A new technique to treat the hazardous ‘red mud’ waste from aluminium manufacturing could help protect the environment and aid industry.
A Canadian company claims to have trialled a commercially viable technique for neutralising the highly alkali substance while extracting valuable materials from it, using a process originally designed for extracting alumina (aluminium oxide) from clay.
Red mud is usually left untreated in reservoirs, which is cheaper than treating it with acid but can cause great damage to the environment if it leaks out, as happened in Hungary in 2010 when a spill of around one million cubic metres killed several people and injured many more.
‘It’s an environmental nightmare,’ said Richard Boudreault, president and chief executive officer of Orbite Aluminae, the company behind the new technique. ‘This technology allows the red mud to disappear and the materials to be extracted and does it economically.’

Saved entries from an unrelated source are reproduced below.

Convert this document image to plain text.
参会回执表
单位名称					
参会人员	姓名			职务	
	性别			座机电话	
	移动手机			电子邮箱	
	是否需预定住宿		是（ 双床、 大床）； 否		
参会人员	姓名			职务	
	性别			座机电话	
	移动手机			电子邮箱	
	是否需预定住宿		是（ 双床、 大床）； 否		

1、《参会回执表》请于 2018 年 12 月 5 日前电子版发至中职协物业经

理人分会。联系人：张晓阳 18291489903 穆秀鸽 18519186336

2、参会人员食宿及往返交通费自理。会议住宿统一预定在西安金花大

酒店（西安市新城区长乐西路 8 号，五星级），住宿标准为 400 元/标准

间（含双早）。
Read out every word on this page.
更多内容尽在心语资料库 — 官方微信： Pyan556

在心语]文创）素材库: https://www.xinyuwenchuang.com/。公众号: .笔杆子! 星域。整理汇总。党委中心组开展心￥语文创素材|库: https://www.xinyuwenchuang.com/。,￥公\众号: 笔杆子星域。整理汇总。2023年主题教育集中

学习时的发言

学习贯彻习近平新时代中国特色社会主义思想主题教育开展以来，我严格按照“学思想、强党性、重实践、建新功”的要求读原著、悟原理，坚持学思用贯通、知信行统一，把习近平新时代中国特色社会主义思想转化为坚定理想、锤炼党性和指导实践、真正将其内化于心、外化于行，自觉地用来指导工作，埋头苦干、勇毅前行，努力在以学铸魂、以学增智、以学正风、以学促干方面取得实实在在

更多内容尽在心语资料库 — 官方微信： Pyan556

These reservoirs have also become a big issue for the aluminium industry, he added.
‘In Germany and in Turkey, there are plants that are essentially slated to be abandoned because their red-mud ponds have been filled and the governments won’t give them authorisation to build additional ponds.’
Orbite’s answer is to treat the mud with hydrochloric acid and extract the alumina, iron, rare-earth elements and other valuable materials as the solution reaches different pHs and temperatures.
This relies on a fast-switching pH technique that uses equipment lined with glass to protect it from the acid and a computerised system that carefully controls the changing pH so different materials can be extracted at different stages.
The remaining liquids are circulated through an acid recovery loop that the company claims recovers 99.75 per cent of the acid, helping to make the process economic while the extracted materials provide an extra revenue stream.
‘It pays back [its capital costs] in a year and a half to two years,’ said Boudreault. ‘This is not something you do to recover the red mud only — you make money out of it.’
Orbite has been operating a pilot plant in Quebec for around 18 months producing between one and five tonnes of the different product materials a day and now hopes to license the technology to aluminium refineries.
Red mud is a waste product of the Bayer process, which is used to refine bauxite aluminium ore into alumina before it is electrolysed to produce the pure metal, but leaves up to 25 per cent of the alumina in the mud.
If spilled, as happened in China in May this year and in India in 2011, the mud is dangerous not just for its caustic properties but because it can contain heavy metals and radiation that contaminate the environment.
Researchers at Glasgow University are currently working on a lab-scale technique whereby the red mud is used as a catalyst to crack methane and the hydrogen and carbon released help extract the iron within and neutralise the mud without acid.